Empty plates and rising prices: Can Nigeria find a way out of the food crisis?

Over the past few years, wheat has taken on considerable significance in the Nigerian economy. The wheat industry in the country has become an integral part of everyday living, producing flour, through the flour milling companies, used for staple foods like bread, pasta, pastries, cakes, pies, rolls, and much more.

To be sure, wheat meals have always been a part of the Nigerian dining table since independence, particularly bread. The past two decades have however seen an unprecedented rise in the demand for wheat-based foods by Nigerians, driven mainly by the country’s young population, the convenience and low cost of such foods. Nigeria is the second-largest consumer of wheat in sub-Saharan Africa, behind Ethiopia. According to the Federal Ministry of Agriculture and Rural Development, the “national requirement for wheat is 5.7 million metric tons annually, while our production is 420,000 metric tons.”

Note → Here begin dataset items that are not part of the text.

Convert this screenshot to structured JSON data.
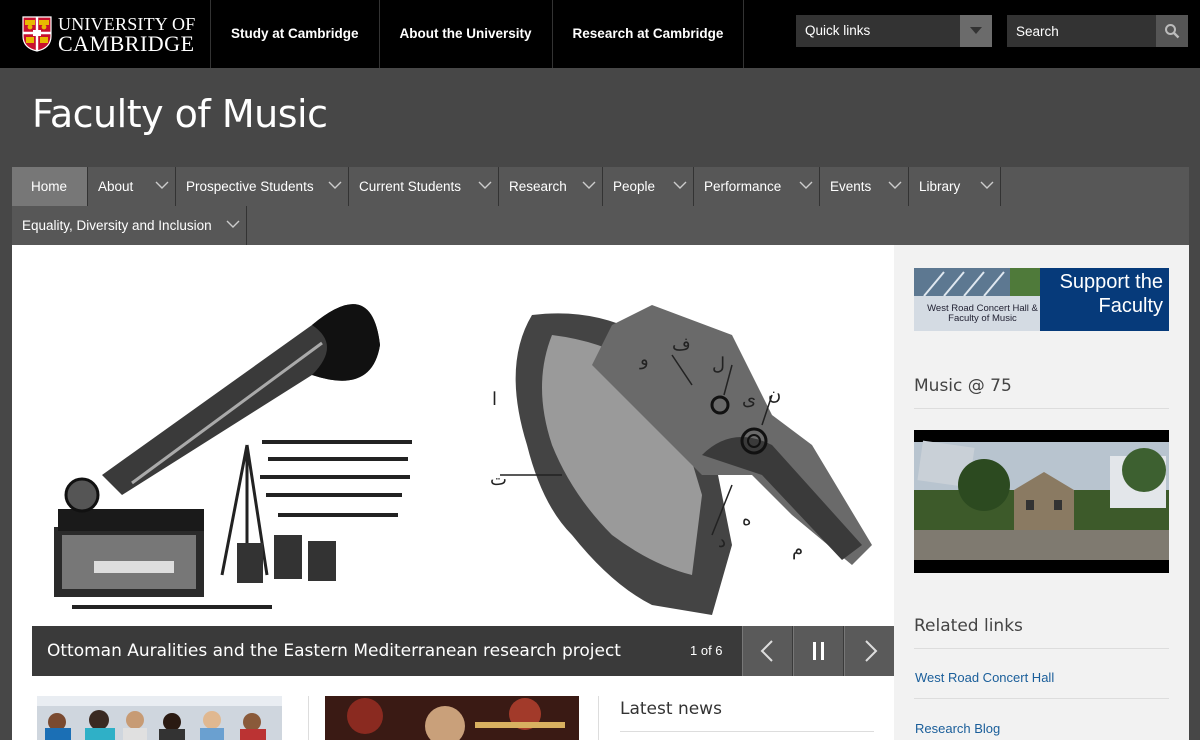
{
  "header": {
    "logo": {
      "line1": "UNIVERSITY OF",
      "line2": "CAMBRIDGE"
    },
    "nav": [
      "Study at Cambridge",
      "About the University",
      "Research at Cambridge"
    ],
    "quick_links": "Quick links",
    "search_placeholder": "Search"
  },
  "site_title": "Faculty of Music",
  "main_nav": {
    "row1": [
      {
        "label": "Home",
        "active": true
      },
      {
        "label": "About"
      },
      {
        "label": "Prospective Students"
      },
      {
        "label": "Current Students"
      },
      {
        "label": "Research"
      },
      {
        "label": "People"
      },
      {
        "label": "Performance"
      },
      {
        "label": "Events"
      },
      {
        "label": "Library"
      }
    ],
    "row2": [
      {
        "label": "Equality, Diversity and Inclusion"
      }
    ]
  },
  "carousel": {
    "caption": "Ottoman Auralities and the Eastern Mediterranean research project",
    "counter": "1 of 6"
  },
  "latest_news": "Latest news",
  "sidebar": {
    "support_title": "Support the Faculty",
    "support_sub": "West Road Concert Hall & Faculty of Music",
    "music75": "Music @ 75",
    "related_links": "Related links",
    "links": [
      "West Road Concert Hall",
      "Research Blog"
    ]
  },
  "colors": {
    "header_bg": "#000000",
    "site_bg": "#474747",
    "nav_bg": "#575757",
    "nav_active": "#777777",
    "link": "#1a5e9a",
    "support_blue": "#063a7a"
  }
}
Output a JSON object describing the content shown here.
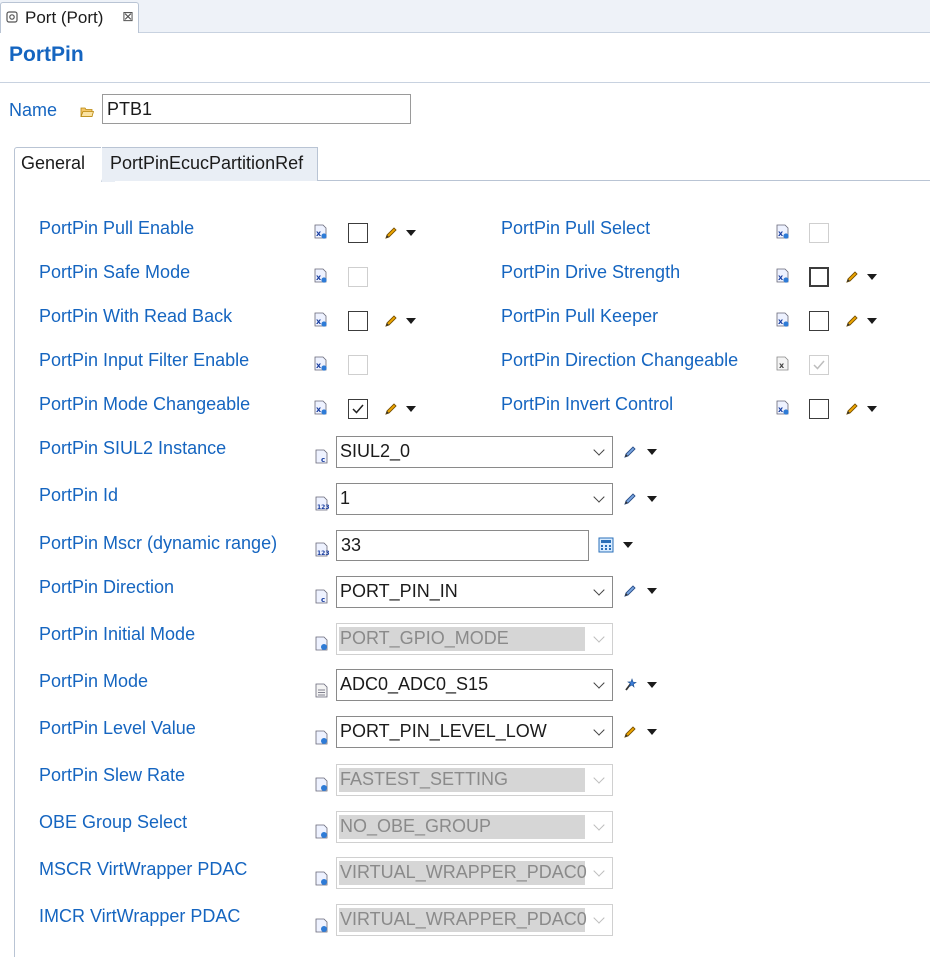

Clearly, local production of wheat at 420,000 metric tons is significantly lower than the demand, hence, the almost total dependence on imported wheat to meet the country’s demand. Foreign trade data released by the National Bureau of Statistics (NBS) for 2021 also confirmed that the country produced less than 1 percent of total yearly requirement. As a result, 99 percent of wheat requirement in 2021 was imported at a cost of N1.3 trillion, NBS figures showed.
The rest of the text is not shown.